🚀 pszemraj/bigbird-pegasus-large-K-booksum
This is a model for summarization tasks. It addresses the high computational cost issue of Transformer - based models on long sequences by using block sparse attention, enabling it to handle sequences up to a length of 4096 at a lower cost.
✨ Features
- Summarization - Oriented: Specialized for summarization tasks, with good performance on datasets like
kmfoda/booksum
.
- Efficient on Long Sequences: Utilizes block sparse attention to reduce the computational complexity compared to traditional Transformer - based models, capable of handling sequences up to 4096 in length.
- SOTA Results: Achieved state - of - the - art results on various tasks involving very long sequences.
📦 Installation
No installation steps are provided in the original document, so this section is skipped.
💻 Usage Examples
Basic Usage
You can use this model for summarization tasks. Here is an example of using the model with 🤗Transformers (assuming the model is loaded correctly):
from transformers import AutoTokenizer, AutoModelForSeq2SeqLM
tokenizer = AutoTokenizer.from_pretrained("pszemraj/bigbird-pegasus-large-K-booksum")
model = AutoModelForSeq2SeqLM.from_pretrained("pszemraj/bigbird-pegasus-large-K-booksum")
input_text = "large earthquakes along a given fault segment do not occur at random intervals because it takes time to accumulate the strain energy for the rupture. The rates at which tectonic plates move and accumulate strain at their boundaries are approximately uniform. Therefore, in first approximation, one may expect that large ruptures of the same fault segment will occur at approximately constant time intervals. If subsequent main shocks have different amounts of slip across the fault, then the recurrence time may vary, and the basic idea of periodic mainshocks must be modified. For great plate boundary ruptures the length and slip often vary by a factor of 2. Along the southern segment of the San Andreas fault the recurrence interval is 145 years with variations of several decades. The smaller the standard deviation of the average recurrence interval, the more specific could be the long term prediction of a future mainshock."
inputs = tokenizer(input_text, return_tensors="pt")
outputs = model.generate(**inputs, max_length = 64, no_repeat_ngram_size = 2, encoder_no_repeat_ngram_size = 3, repetition_penalty = 2.4, length_penalty = 0.5, num_beams = 4, early_stopping = True)
summary = tokenizer.decode(outputs[0], skip_special_tokens=True)
print(summary)
Advanced Usage
In more complex scenarios, you can adjust the generation parameters according to your specific requirements. For example, if you want to generate a more diverse summary, you can reduce the num_beams
parameter:
outputs = model.generate(**inputs, max_length = 64, no_repeat_ngram_size = 2, encoder_no_repeat_ngram_size = 3, repetition_penalty = 2.4, length_penalty = 0.5, num_beams = 2, early_stopping = True)
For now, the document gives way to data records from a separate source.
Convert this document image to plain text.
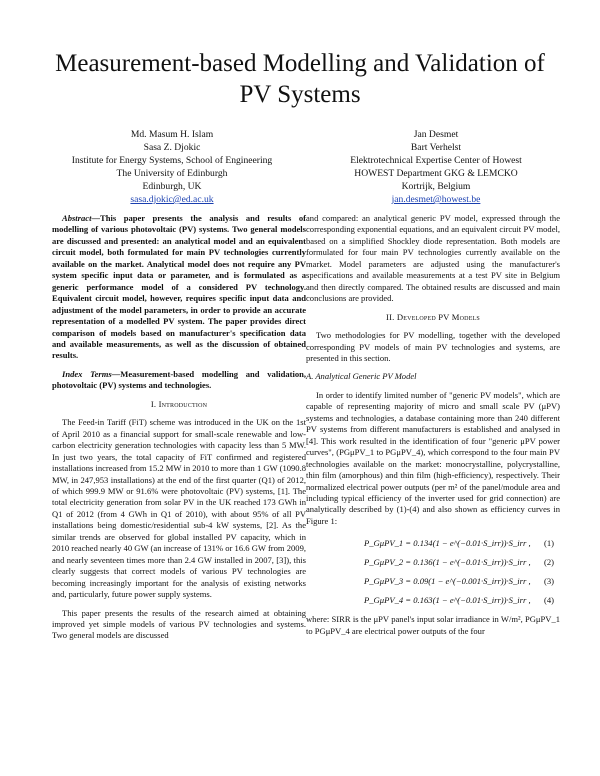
Measurement-based Modelling and Validation of PV Systems
Md. Masum H. Islam
Sasa Z. Djokic
Institute for Energy Systems, School of Engineering
The University of Edinburgh
Edinburgh, UK
sasa.djokic@ed.ac.uk
Jan Desmet
Bart Verhelst
Elektrotechnical Expertise Center of Howest
HOWEST Department GKG & LEMCKO
Kortrijk, Belgium
jan.desmet@howest.be

Abstract—This paper presents the analysis and results of modelling of various photovoltaic (PV) systems. Two general models are discussed and presented: an analytical model and an equivalent circuit model, both formulated for main PV technologies currently available on the market. Analytical model does not require any PV system specific input data or parameter, and is formulated as a generic performance model of a considered PV technology. Equivalent circuit model, however, requires specific input data and adjustment of the model parameters, in order to provide an accurate representation of a modelled PV system. The paper provides direct comparison of models based on manufacturer's specification data and available measurements, as well as the discussion of obtained results.

Index Terms—Measurement-based modelling and validation, photovoltaic (PV) systems and technologies.

I. Introduction

The Feed-in Tariff (FiT) scheme was introduced in the UK on the 1st of April 2010 as a financial support for small-scale renewable and low-carbon electricity generation technologies with capacity less than 5 MW. In just two years, the total capacity of FiT confirmed and registered installations increased from 15.2 MW in 2010 to more than 1 GW (1090.8 MW, in 247,953 installations) at the end of the first quarter (Q1) of 2012, of which 999.9 MW or 91.6% were photovoltaic (PV) systems, [1]. The total electricity generation from solar PV in the UK reached 173 GWh in Q1 of 2012 (from 4 GWh in Q1 of 2010), with about 95% of all PV installations being domestic/residential sub-4 kW systems, [2]. As the similar trends are observed for global installed PV capacity, which in 2010 reached nearly 40 GW (an increase of 131% or 16.6 GW from 2009, and nearly seventeen times more than 2.4 GW installed in 2007, [3]), this clearly suggests that correct models of various PV technologies are becoming increasingly important for the analysis of existing networks and, particularly, future power supply systems.

This paper presents the results of the research aimed at obtaining improved yet simple models of various PV technologies and systems. Two general models are discussed

and compared: an analytical generic PV model, expressed through the corresponding exponential equations, and an equivalent circuit PV model, based on a simplified Shockley diode representation. Both models are formulated for four main PV technologies currently available on the market. Model parameters are adjusted using the manufacturer's specifications and available measurements at a test PV site in Belgium and then directly compared. The obtained results are discussed and main conclusions are provided.

II. Developed PV Models

Two methodologies for PV modelling, together with the developed corresponding PV models of main PV technologies and systems, are presented in this section.

A. Analytical Generic PV Model

In order to identify limited number of "generic PV models", which are capable of representing majority of micro and small scale PV (μPV) systems and technologies, a database containing more than 240 different PV systems from different manufacturers is established and analysed in [4]. This work resulted in the identification of four "generic μPV power curves", (PGμPV_1 to PGμPV_4), which correspond to the four main PV technologies available on the market: monocrystalline, polycrystalline, thin film (amorphous) and thin film (high-efficiency), respectively. Their normalized electrical power outputs (per m² of the panel/module area and including typical efficiency of the inverter used for grid connection) are analytically described by (1)-(4) and also shown as efficiency curves in Figure 1:

P_GμPV_1 = 0.134(1 − e^(−0.01·S_irr))·S_irr , (1)
P_GμPV_2 = 0.136(1 − e^(−0.01·S_irr))·S_irr , (2)
P_GμPV_3 = 0.09(1 − e^(−0.001·S_irr))·S_irr , (3)
P_GμPV_4 = 0.163(1 − e^(−0.01·S_irr))·S_irr , (4)

where: SIRR is the μPV panel's input solar irradiance in W/m², PGμPV_1 to PGμPV_4 are electrical power outputs of the four
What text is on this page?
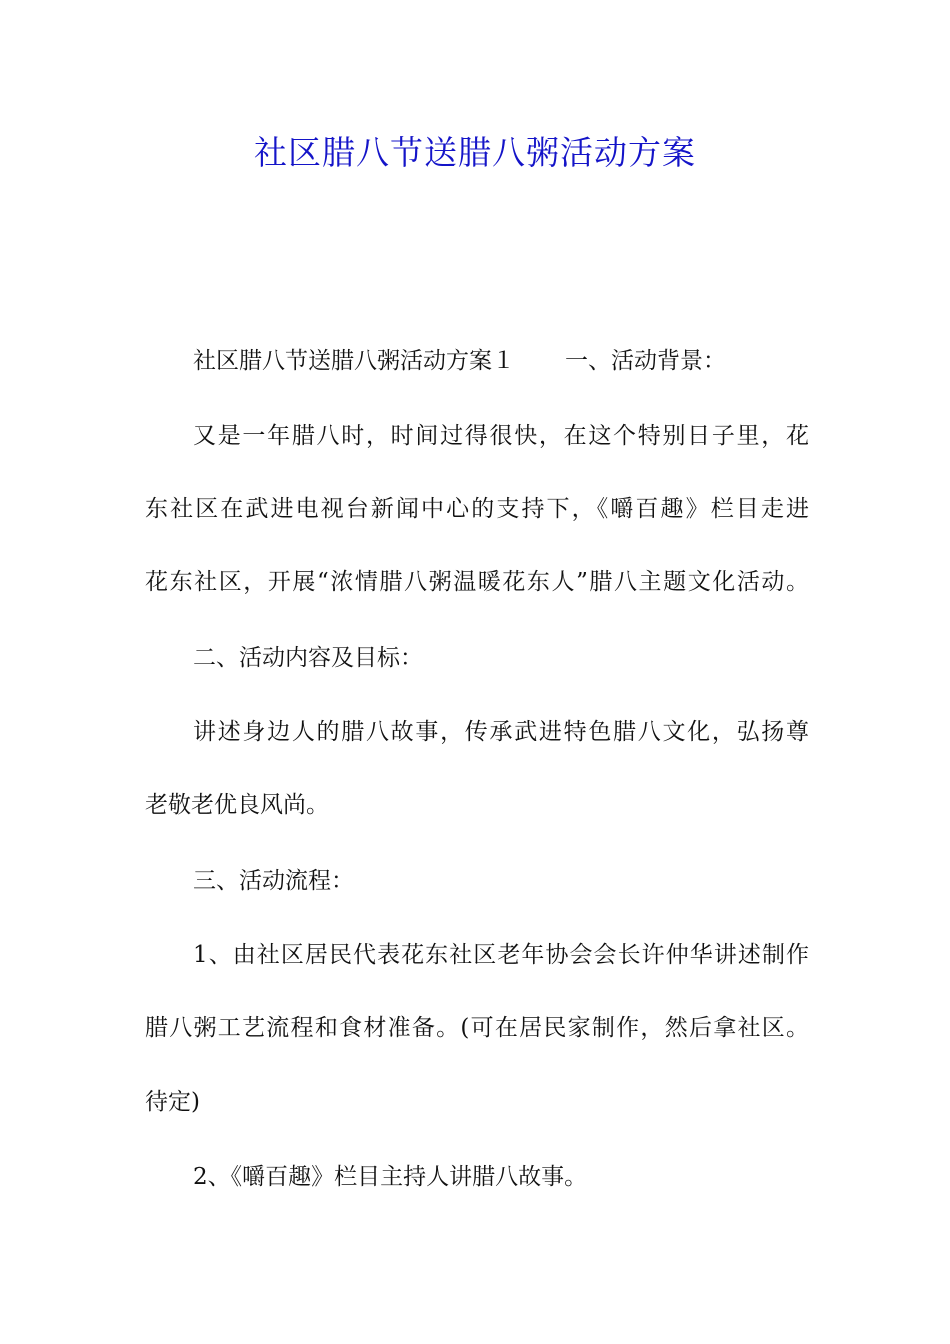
社区腊八节送腊八粥活动方案

社区腊八节送腊八粥活动方案１ 一、活动背景：

又是一年腊八时，时间过得很快，在这个特别日子里，花

东社区在武进电视台新闻中心的支持下，《嚼百趣》栏目走进

花东社区，开展“浓情腊八粥温暖花东人”腊八主题文化活动。

二、活动内容及目标：

讲述身边人的腊八故事，传承武进特色腊八文化，弘扬尊

老敬老优良风尚。

三、活动流程：

1、由社区居民代表花东社区老年协会会长许仲华讲述制作

腊八粥工艺流程和食材准备。(可在居民家制作，然后拿社区。

待定)

2、《嚼百趣》栏目主持人讲腊八故事。
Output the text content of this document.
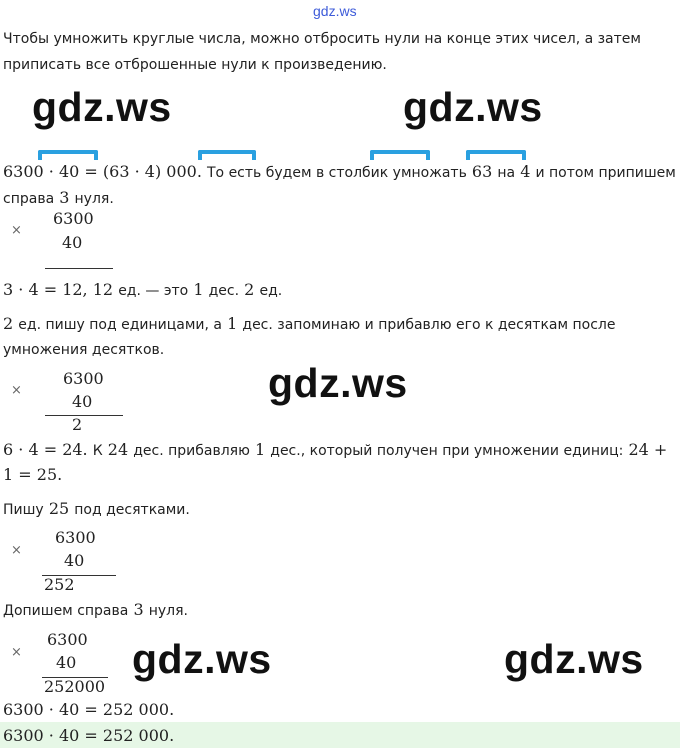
gdz.ws
Чтобы умножить круглые числа, можно отбросить нули на конце этих чисел, а затем
приписать все отброшенные нули к произведению.
gdz.ws	gdz.ws
gdz.ws
gdz.ws	gdz.ws
6300 · 40 = (63 · 4) 000. То есть будем в столбик умножать 63 на 4 и потом припишем
справа 3 нуля.
×
6300
40
3 · 4 = 12, 12 ед. — это 1 дес. 2 ед.
2 ед. пишу под единицами, а 1 дес. запоминаю и прибавлю его к десяткам после
умножения десятков.
×
6300
40
2
6 · 4 = 24. К 24 дес. прибавляю 1 дес., который получен при умножении единиц: 24 +
1 = 25.
Пишу 25 под десятками.
×
6300
40
252
Допишем справа 3 нуля.
×
6300
40
252000
6300 · 40 = 252 000.
6300 · 40 = 252 000.
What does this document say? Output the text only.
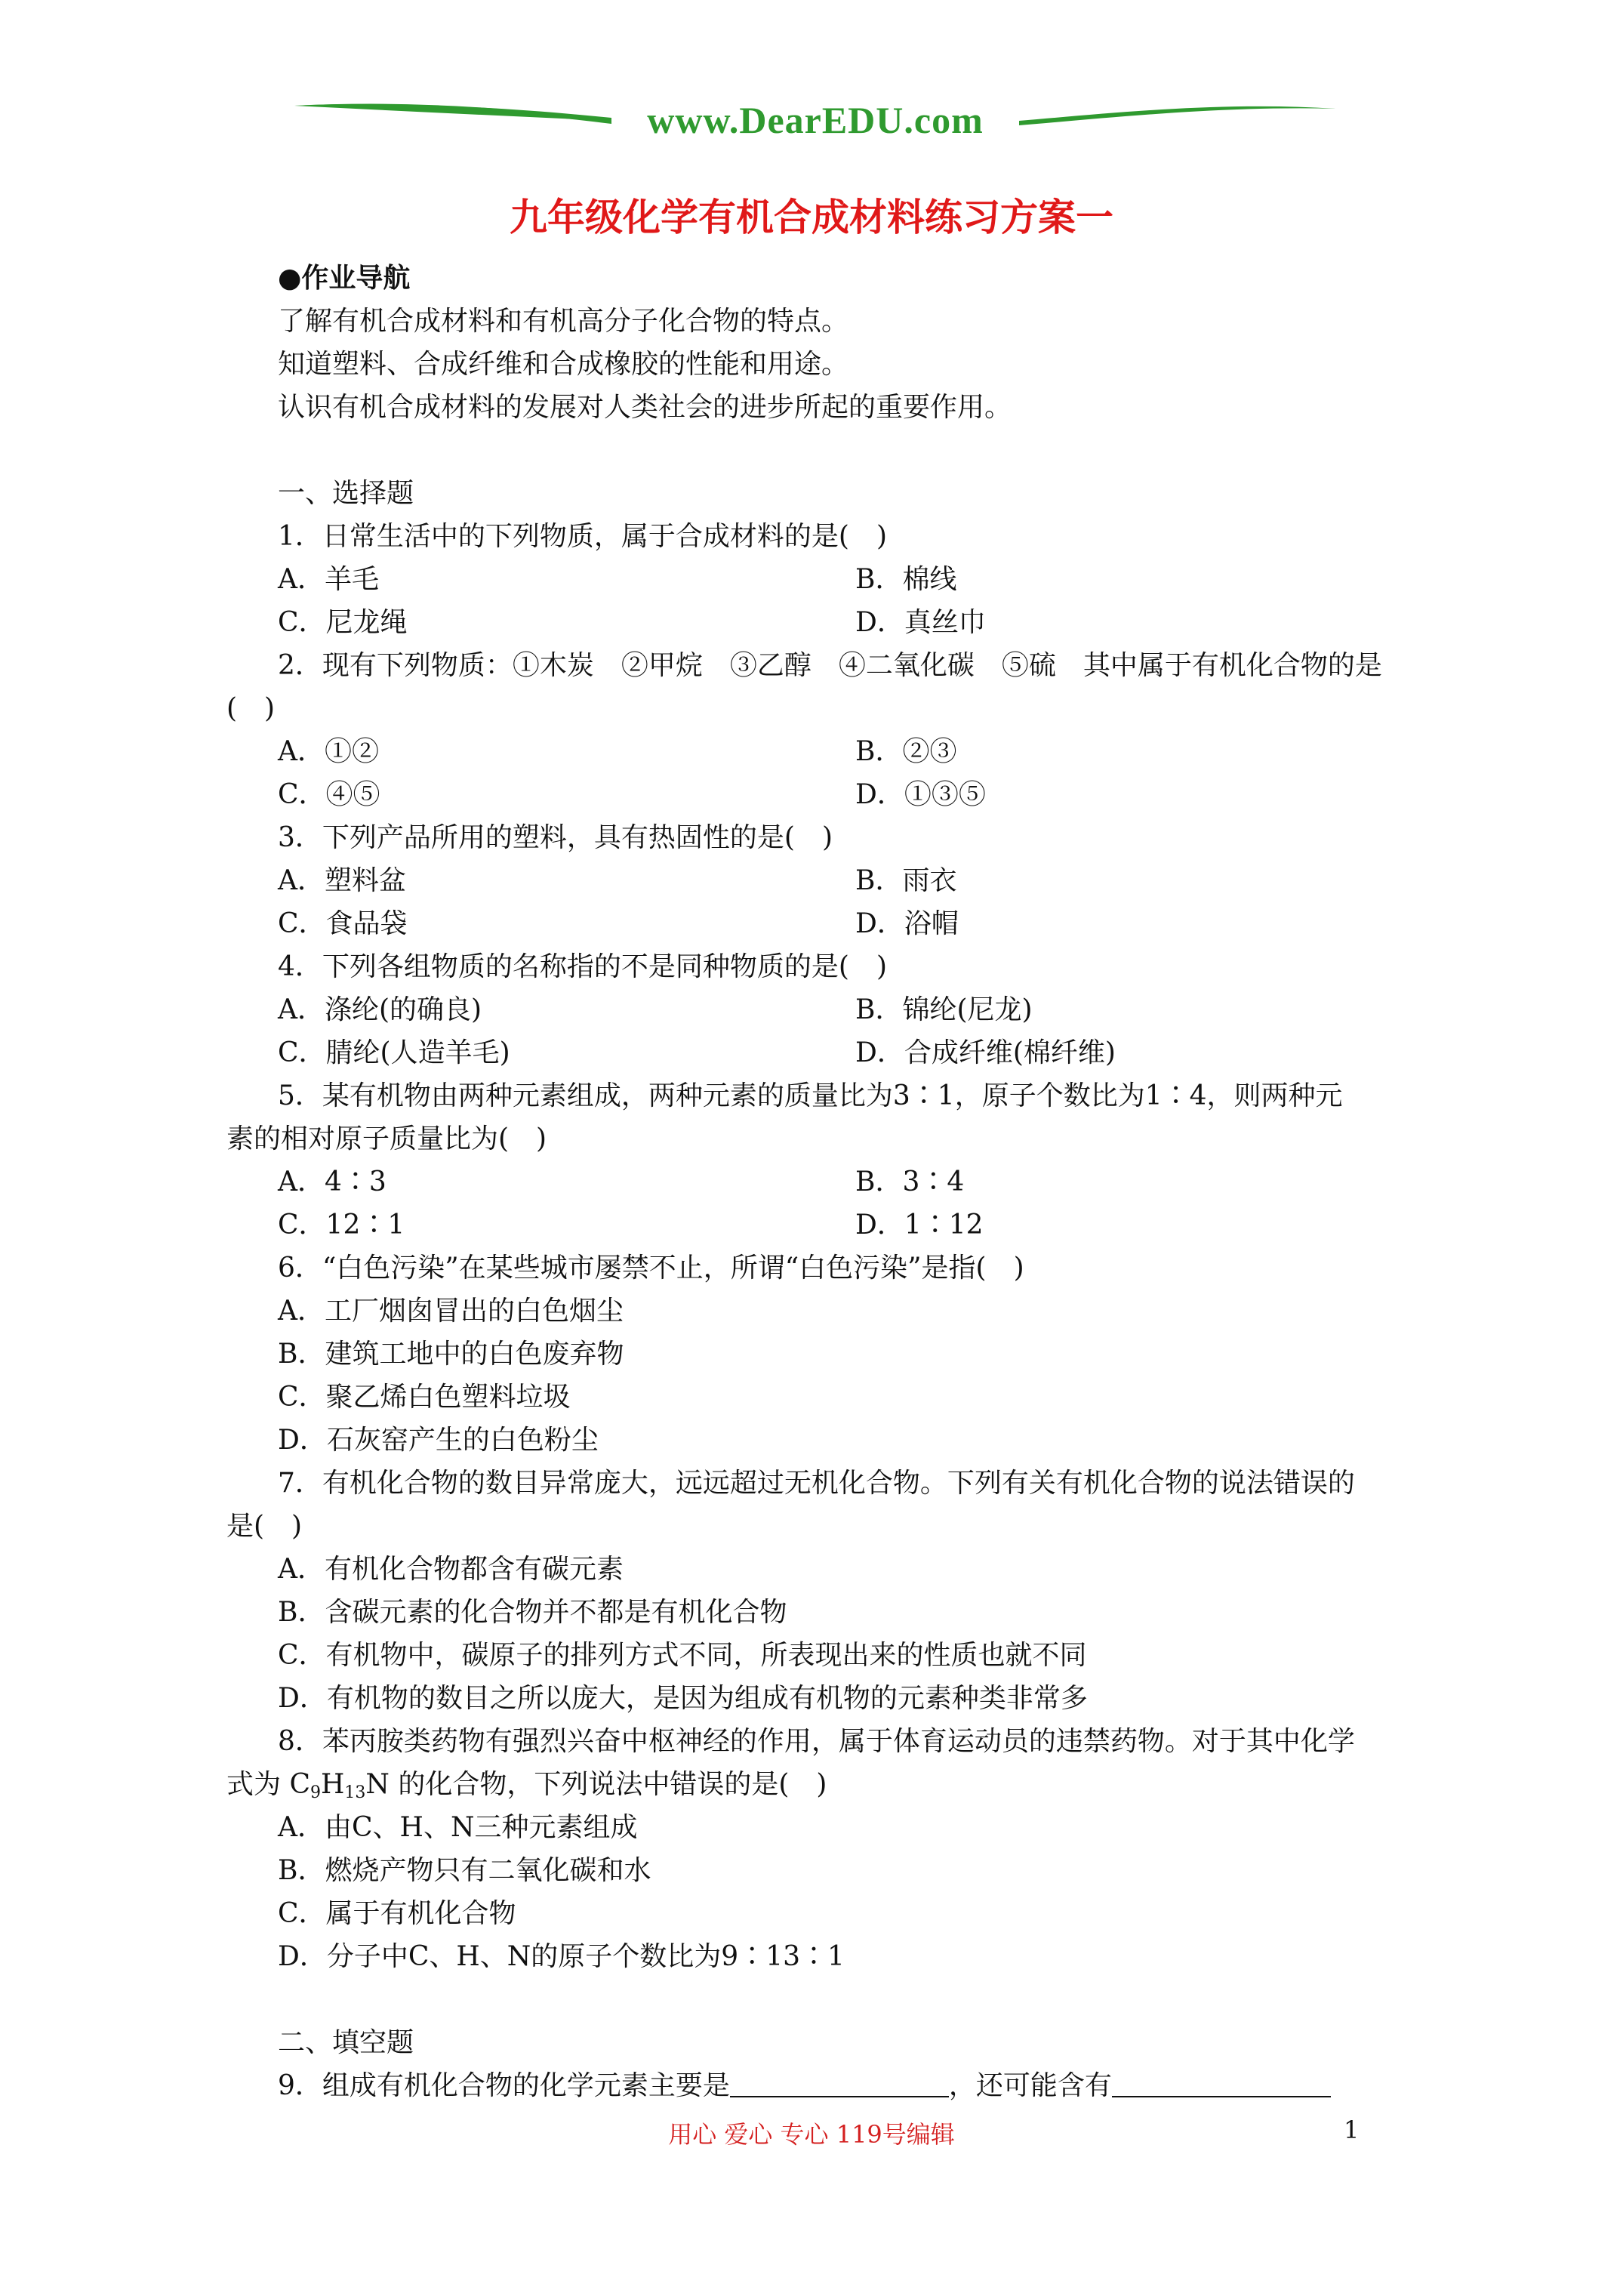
www.DearEDU.com
九年级化学有机合成材料练习方案一
●作业导航
了解有机合成材料和有机高分子化合物的特点。
知道塑料、合成纤维和合成橡胶的性能和用途。
认识有机合成材料的发展对人类社会的进步所起的重要作用。
一、选择题
1．日常生活中的下列物质，属于合成材料的是(　)
A．羊毛	B．棉线
C．尼龙绳	D．真丝巾
2．现有下列物质：①木炭　②甲烷　③乙醇　④二氧化碳　⑤硫　其中属于有机化合物的是
(　)
A．①②	B．②③
C．④⑤	D．①③⑤
3．下列产品所用的塑料，具有热固性的是(　)
A．塑料盆	B．雨衣
C．食品袋	D．浴帽
4．下列各组物质的名称指的不是同种物质的是(　)
A．涤纶(的确良)	B．锦纶(尼龙)
C．腈纶(人造羊毛)	D．合成纤维(棉纤维)
5．某有机物由两种元素组成，两种元素的质量比为3∶1，原子个数比为1∶4，则两种元
素的相对原子质量比为(　)
A．4∶3	B．3∶4
C．12∶1	D．1∶12
6．“白色污染”在某些城市屡禁不止，所谓“白色污染”是指(　)
A．工厂烟囱冒出的白色烟尘
B．建筑工地中的白色废弃物
C．聚乙烯白色塑料垃圾
D．石灰窑产生的白色粉尘
7．有机化合物的数目异常庞大，远远超过无机化合物。下列有关有机化合物的说法错误的
是(　)
A．有机化合物都含有碳元素
B．含碳元素的化合物并不都是有机化合物
C．有机物中，碳原子的排列方式不同，所表现出来的性质也就不同
D．有机物的数目之所以庞大，是因为组成有机物的元素种类非常多
8．苯丙胺类药物有强烈兴奋中枢神经的作用，属于体育运动员的违禁药物。对于其中化学
式为 $C_9H_{13}N$ 的化合物，下列说法中错误的是(　)
A．由C、H、N三种元素组成
B．燃烧产物只有二氧化碳和水
C．属于有机化合物
D．分子中C、H、N的原子个数比为9∶13∶1
二、填空题
9．组成有机化合物的化学元素主要是	，还可能含有
用心 爱心 专心 119号编辑	1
summary = tokenizer.decode(outputs[0], skip_special_tokens=True)
print(summary)
📚 Documentation
Model Information
Property |
Details |
Model Type |
A BigBird - based model for summarization |
Training Data |
kmfoda/booksum |
Inference Parameters
max_length
: 64
no_repeat_ngram_size
: 2
encoder_no_repeat_ngram_size
: 3
repetition_penalty
: 2.4
length_penalty
: 0.5
num_beams
: 4
early_stopping
: true
Model Performance
The model has been evaluated on the kmfoda/booksum
dataset, and the following are the ROUGE scores:
Metric |
Value |
ROUGE - 1 |
34.0757 |
ROUGE - 2 |
5.9177 |
ROUGE - L |
16.3874 |
ROUGE - LSUM |
31.6118 |
🔧 Technical Details
The model is based on the BigBird architecture, which uses block sparse attention instead of normal attention. This allows it to handle sequences up to a length of 4096 at a much lower computational cost compared to BERT. By approximating the full attention matrix, BigBird can reduce the time and memory complexity from (O(n^{2})) to a more manageable level, making it suitable for long - sequence NLP tasks.
📄 License
This model is released under the Apache - 2.0 license.